Calasetta è invece di origini tabarchine e genovesi, fondata nel 1769 circa quando un gruppo di tabarchini(originari dell’isola di Tabarka sita di fronte a Tunisi) originari di Pegli chiesero al re Carlo Emanuele di poter abitare la costa nord dell’isola, di fronte a Carloforte. La città si sviluppa secondo un rigoroso reticolo geometrico ortogonale, che parte dalla cima di una collinetta e scende verso il mare, all’interno dell’abitato, molto celebre è la Torre, edificata nel 1737 in epoca Sabauda a difesa del canale tra S.Antioco e l’isola di S.Pietro. Il territorio regala panorami di incomparabile bellezza a cominciare dalle famose spiagge di "Porto Maggiore", la "Salina" e "Sottotorre" originatesi da tre grosse fratture della costa, per passare al celebre “Nido dei Passeri” costituito da due faraglioni famosi per la nidificazione numerosa dei volatili e non si può dimenticare, ad occidente, la presenza di un grande bastione che si estende per 10 metri e che ha contribuito alla creazione di grotte e faraglioni.
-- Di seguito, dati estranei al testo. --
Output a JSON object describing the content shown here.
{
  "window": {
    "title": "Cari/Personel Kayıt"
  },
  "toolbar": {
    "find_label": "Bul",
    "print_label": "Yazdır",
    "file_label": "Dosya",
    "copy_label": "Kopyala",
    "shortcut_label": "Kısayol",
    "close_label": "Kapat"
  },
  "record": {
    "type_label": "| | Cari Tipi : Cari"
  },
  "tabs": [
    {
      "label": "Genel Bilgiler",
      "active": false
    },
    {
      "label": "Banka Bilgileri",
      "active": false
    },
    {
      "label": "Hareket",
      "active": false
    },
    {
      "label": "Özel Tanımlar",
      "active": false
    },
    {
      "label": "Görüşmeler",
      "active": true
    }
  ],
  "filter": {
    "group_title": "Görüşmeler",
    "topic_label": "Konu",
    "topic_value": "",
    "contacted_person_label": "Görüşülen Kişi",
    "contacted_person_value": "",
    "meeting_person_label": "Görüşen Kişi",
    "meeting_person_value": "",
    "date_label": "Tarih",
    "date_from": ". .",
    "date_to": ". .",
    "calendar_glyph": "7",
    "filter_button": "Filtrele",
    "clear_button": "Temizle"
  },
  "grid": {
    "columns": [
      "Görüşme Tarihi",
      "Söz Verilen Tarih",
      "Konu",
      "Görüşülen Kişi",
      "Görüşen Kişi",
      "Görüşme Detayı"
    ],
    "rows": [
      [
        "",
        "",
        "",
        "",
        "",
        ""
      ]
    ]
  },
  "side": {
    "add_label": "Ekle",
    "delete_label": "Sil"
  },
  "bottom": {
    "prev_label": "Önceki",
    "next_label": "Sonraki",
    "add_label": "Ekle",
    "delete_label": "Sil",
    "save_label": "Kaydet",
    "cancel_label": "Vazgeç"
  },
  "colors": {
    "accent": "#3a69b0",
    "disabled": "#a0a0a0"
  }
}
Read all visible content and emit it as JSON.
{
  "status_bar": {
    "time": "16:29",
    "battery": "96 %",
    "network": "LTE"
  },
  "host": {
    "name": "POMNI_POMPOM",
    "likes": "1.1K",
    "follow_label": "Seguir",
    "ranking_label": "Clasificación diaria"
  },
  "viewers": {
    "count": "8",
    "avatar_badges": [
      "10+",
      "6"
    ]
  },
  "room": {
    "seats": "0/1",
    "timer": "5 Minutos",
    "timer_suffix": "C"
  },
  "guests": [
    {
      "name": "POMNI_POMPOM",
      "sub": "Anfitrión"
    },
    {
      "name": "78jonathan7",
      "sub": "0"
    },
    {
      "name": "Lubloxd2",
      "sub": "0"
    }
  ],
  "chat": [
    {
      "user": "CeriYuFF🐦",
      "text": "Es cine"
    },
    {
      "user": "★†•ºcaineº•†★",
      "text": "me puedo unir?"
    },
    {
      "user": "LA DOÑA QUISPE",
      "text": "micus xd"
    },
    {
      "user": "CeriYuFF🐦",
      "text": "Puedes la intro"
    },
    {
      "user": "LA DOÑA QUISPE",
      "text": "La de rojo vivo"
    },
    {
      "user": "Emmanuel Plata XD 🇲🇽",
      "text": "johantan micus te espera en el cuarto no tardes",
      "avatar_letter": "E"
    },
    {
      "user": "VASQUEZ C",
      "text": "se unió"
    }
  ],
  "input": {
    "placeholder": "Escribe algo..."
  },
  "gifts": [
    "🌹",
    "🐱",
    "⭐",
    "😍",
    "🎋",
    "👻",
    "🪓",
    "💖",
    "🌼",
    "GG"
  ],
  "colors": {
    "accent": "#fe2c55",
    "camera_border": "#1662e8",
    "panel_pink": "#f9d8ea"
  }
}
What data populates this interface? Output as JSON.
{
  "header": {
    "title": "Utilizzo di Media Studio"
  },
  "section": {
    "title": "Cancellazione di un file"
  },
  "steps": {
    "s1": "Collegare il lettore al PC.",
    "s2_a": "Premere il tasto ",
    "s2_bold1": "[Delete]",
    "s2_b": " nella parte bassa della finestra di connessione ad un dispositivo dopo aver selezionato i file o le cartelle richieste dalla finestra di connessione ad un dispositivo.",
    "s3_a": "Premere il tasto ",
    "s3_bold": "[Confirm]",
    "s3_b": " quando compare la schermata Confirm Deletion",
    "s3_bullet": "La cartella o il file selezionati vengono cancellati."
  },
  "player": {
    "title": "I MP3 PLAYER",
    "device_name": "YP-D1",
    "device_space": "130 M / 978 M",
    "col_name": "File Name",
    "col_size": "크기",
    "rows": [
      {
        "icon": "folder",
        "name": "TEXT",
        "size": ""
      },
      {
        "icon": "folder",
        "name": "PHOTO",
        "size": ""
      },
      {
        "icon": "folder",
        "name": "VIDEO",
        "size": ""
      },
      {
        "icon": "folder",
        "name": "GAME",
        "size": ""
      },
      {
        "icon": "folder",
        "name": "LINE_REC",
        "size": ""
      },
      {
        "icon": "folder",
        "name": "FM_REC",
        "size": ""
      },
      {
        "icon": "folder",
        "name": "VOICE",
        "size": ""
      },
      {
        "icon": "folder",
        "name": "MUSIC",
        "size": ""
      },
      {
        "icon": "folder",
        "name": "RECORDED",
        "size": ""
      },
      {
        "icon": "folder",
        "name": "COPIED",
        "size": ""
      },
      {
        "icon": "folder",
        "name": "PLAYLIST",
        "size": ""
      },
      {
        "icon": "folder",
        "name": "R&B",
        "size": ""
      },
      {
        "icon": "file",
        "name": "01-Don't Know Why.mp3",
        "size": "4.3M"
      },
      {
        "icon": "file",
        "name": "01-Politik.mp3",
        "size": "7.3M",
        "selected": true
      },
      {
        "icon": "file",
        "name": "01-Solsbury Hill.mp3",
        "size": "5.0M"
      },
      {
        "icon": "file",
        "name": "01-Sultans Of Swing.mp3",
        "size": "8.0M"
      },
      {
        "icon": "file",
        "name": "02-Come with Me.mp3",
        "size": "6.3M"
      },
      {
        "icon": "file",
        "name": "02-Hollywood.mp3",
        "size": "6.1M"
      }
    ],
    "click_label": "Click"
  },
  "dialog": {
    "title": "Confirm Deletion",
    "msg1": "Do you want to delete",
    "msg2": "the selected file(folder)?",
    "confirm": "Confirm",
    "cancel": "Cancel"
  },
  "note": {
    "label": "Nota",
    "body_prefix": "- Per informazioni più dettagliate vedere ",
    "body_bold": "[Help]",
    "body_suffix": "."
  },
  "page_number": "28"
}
Da visitare il Museo di Arte Contemporanea che vanta l’esposizione di numerose opere pittoriche.

Come arrivare all’isola di S. Antioco: da Cagliari attraverso la SS 130 per Iglesias, imboccando a seguire la SS 126 direzione Carbonia, S. Giovanni Suergiu e poi attraverso l’istmo di collegamento si raggiunge l’isola.

Isola di San Pietro: situata a sud-ovest della Sardegna, di fronte alle coste del Sulcis, quest’isola con i suoi 51 kmq di estensione territoriale è contornata da coste frastagliate che raggiungono nella parte nord, altezze fino a 150 metri a strapiombo sul mare dove nidificano il falco pellegrino ed il gabbiano corso. Il punto più alto dell’isola è Capo Sandalo dove troviamo il faro più occidentale d’Italia. Nell’entroterra la macchia mediterranea è rigogliosa, rosmarino, corbezzolo, palme nane che regalano datteri rossi, troviamo zone umide quali Cala Vinagra a settentrione, le saline vicino a Carloforte frequentate dai fenicotteri, scenari di archeologia industriale come la zona mineraria in disuso di Becco, le Tonnare e archeologia tradizionale con i nuraghi.

Carloforte è l’unico paese dell’isola e conserva tradizioni e lingua liguri, la cittadina infatti nacque nel 1738 quando Carlo Emanuele III concesse l’isola ad alcune famiglie originarie di Pegli ma residenti a Tabarka in Tunisia. L’abitato presenta un impianto urbanistico molto regolare all’interno del quale segnaliamo da visitare la Chiesa dei Novelli Innocenti di impianto tardo-barocco.

Nei pressi di Carloforte le coste regalano arenili sabbiosi come “La Bobba” o “Guidi”, calette sabbiose come “Cala Fico” e due faraglioni alti 16 metri noti come “Le Colonne” oggi protetti come monumento naturalistico.

Come arrivare all’isola di San Pietro: in traghetto da Calasetta o Portoscuso con 30-40 minuti circa di traversata.

Tra le altre isole minori si ricordano: Tavolara, Serpentara, Mal di Ventre e Isolotto dell’Ogliastra.